Sonríe
"Sonríe", ordenó mi tía suavemente, colocando un dedo bajo mi mentón para elevarlo. "La primera vez que un hombre te mire no como a un amigo, sino como a una hembra... sentirás algo que no puedes entender ahora."
Mis ojos se encontraron con los suyos en el espejo del vestidor. Donde antes veía a una tía estricta, ahora reconocía a una mujer experimentada que había recorrido este mismo camino. En sus pupilas había un brillo de satisfacción profunda, una paz que contradecía todos mis temores.
"La pastilla rosa ya hizo su trabajo", continuó, acariciando mi mejilla. "Tu cuerpo ya es el de una mujer. Ahora solo falta que tu mente acepte el cambio."

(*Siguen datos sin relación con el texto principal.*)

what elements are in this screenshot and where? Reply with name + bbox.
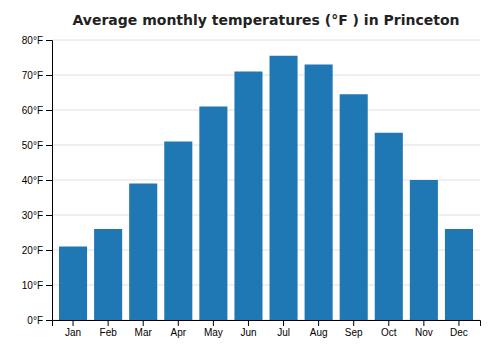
- x-tick: Apr: [171, 320, 187, 338]
- x-tick-label: Oct: [381, 327, 397, 338]
- x-tick-mark: [353, 320, 354, 326]
- grid-line: [52, 75, 480, 76]
- x-tick-label: May: [204, 327, 223, 338]
- x-tick-label: Apr: [171, 327, 187, 338]
- x-tick: Sep: [345, 320, 363, 338]
- x-tick: Mar: [135, 320, 153, 338]
- x-tick-label: Sep: [345, 327, 363, 338]
- y-tick-mark: [46, 215, 52, 216]
- bar: [94, 229, 122, 320]
- x-tick-label: Dec: [450, 327, 468, 338]
- grid-line: [52, 40, 480, 41]
- y-tick-mark: [46, 40, 52, 41]
- y-tick: 0°F: [27, 315, 52, 326]
- bar: [59, 247, 87, 321]
- x-tick-label: Aug: [310, 327, 328, 338]
- x-tick: Dec: [450, 320, 468, 338]
- x-tick-label: Jul: [277, 327, 290, 338]
- x-axis: Jan Feb Mar Apr May Jun Jul Aug Sep Oct Nov Dec: [53, 320, 481, 338]
- x-axis-line: [53, 321, 481, 327]
- y-tick-label: 60°F: [22, 105, 43, 116]
- x-tick-mark: [283, 320, 284, 326]
- x-tick-label: Nov: [415, 327, 433, 338]
- y-tick: 20°F: [22, 245, 52, 256]
- bar: [375, 133, 403, 320]
- x-tick: May: [204, 320, 223, 338]
- y-tick-mark: [46, 75, 52, 76]
- x-tick-label: Jun: [240, 327, 256, 338]
- bar: [410, 180, 438, 320]
- y-axis: 0°F 10°F 20°F 30°F 40°F 50°F 60°F 70°F 80°F: [22, 35, 53, 326]
- x-tick: Jul: [277, 320, 290, 338]
- x-tick-mark: [73, 320, 74, 326]
- bar: [234, 72, 262, 321]
- bar: [445, 229, 473, 320]
- y-tick-label: 0°F: [27, 315, 43, 326]
- y-tick-label: 80°F: [22, 35, 43, 46]
- x-tick-mark: [458, 320, 459, 326]
- bar: [199, 107, 227, 321]
- y-tick-mark: [46, 250, 52, 251]
- x-tick: Oct: [381, 320, 397, 338]
- x-tick-label: Feb: [100, 327, 118, 338]
- y-tick-mark: [46, 285, 52, 286]
- x-tick-mark: [143, 320, 144, 326]
- chart: 0°F 10°F 20°F 30°F 40°F 50°F 60°F 70°F 80°F Jan Fe…: [0, 0, 500, 350]
- y-tick-mark: [46, 320, 52, 321]
- y-tick-label: 50°F: [22, 140, 43, 151]
- y-tick-label: 40°F: [22, 175, 43, 186]
- y-tick: 60°F: [22, 105, 52, 116]
- y-tick-mark: [46, 145, 52, 146]
- x-tick: Nov: [415, 320, 433, 338]
- bar: [129, 184, 157, 321]
- x-tick-mark: [388, 320, 389, 326]
- x-tick-mark: [318, 320, 319, 326]
- title: Average monthly temperatures (°F ) in Pr…: [73, 12, 460, 28]
- x-tick-mark: [248, 320, 249, 326]
- y-tick-label: 70°F: [22, 70, 43, 81]
- y-tick-label: 30°F: [22, 210, 43, 221]
- x-tick-mark: [423, 320, 424, 326]
- bar: [164, 142, 192, 321]
- y-tick-mark: [46, 180, 52, 181]
- grid: [52, 40, 480, 320]
- grid-line: [52, 110, 480, 111]
- y-tick: 80°F: [22, 35, 52, 46]
- grid-line: [52, 145, 480, 146]
- y-tick: 50°F: [22, 140, 52, 151]
- x-tick-mark: [213, 320, 214, 326]
- y-tick-label: 10°F: [22, 280, 43, 291]
- x-tick: Jun: [240, 320, 256, 338]
- x-tick: Aug: [310, 320, 328, 338]
- y-tick: 70°F: [22, 70, 52, 81]
- bar: [340, 94, 368, 320]
- x-tick: Jan: [65, 320, 81, 338]
- bar: [305, 65, 333, 321]
- plot-area: [59, 56, 473, 320]
- x-tick-mark: [178, 320, 179, 326]
- y-tick-label: 20°F: [22, 245, 43, 256]
- x-tick-mark: [108, 320, 109, 326]
- y-tick: 10°F: [22, 280, 52, 291]
- x-tick: Feb: [100, 320, 118, 338]
- x-tick-label: Jan: [65, 327, 81, 338]
- y-tick: 40°F: [22, 175, 52, 186]
- y-axis-line: [46, 41, 53, 321]
- y-tick-mark: [46, 110, 52, 111]
- x-tick-label: Mar: [135, 327, 153, 338]
- y-tick: 30°F: [22, 210, 52, 221]
- bar: [270, 56, 298, 320]
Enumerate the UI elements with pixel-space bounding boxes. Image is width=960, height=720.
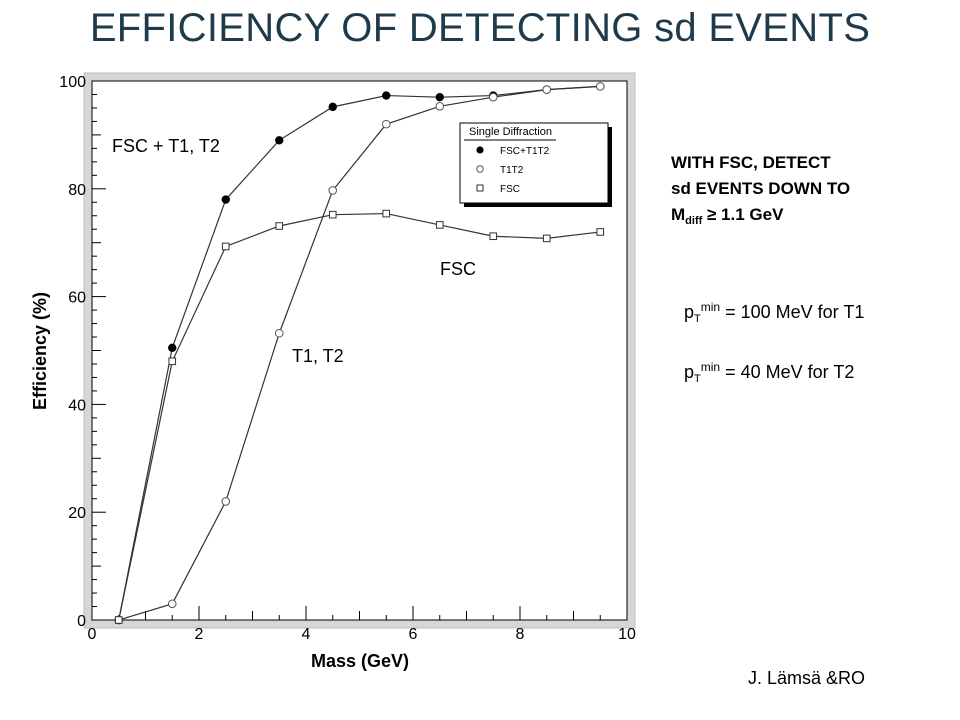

Al decir esto, tomó mi mano y la colocó sobre la suave tela del vestido, justo donde mis nuevas curvas se encontraban con la cintura ajustada. "Este cuerpo no es una prisión, hijo... hija. Es la llave a un placer que ni siquiera puedes imaginar todavía."
La resistencia en mí comenzó a ceder, no por convencimiento, sino por esa curiosidad peligrosa que sus palabras habían despertado. El espejo ya no me devolvía la imagen de un joven rebelde, sino la de una mujer en ciernes, con labios pintados de carmín y ojos llenos de un conflicto que empezaba a transformarse en aceptación.
"Sonríe, hija. Pronto estarás en los brazos de un hombre. Y en su cama pidiéndole pene como una pata." Dijo con una risita, y comencé a creer que tenía razón.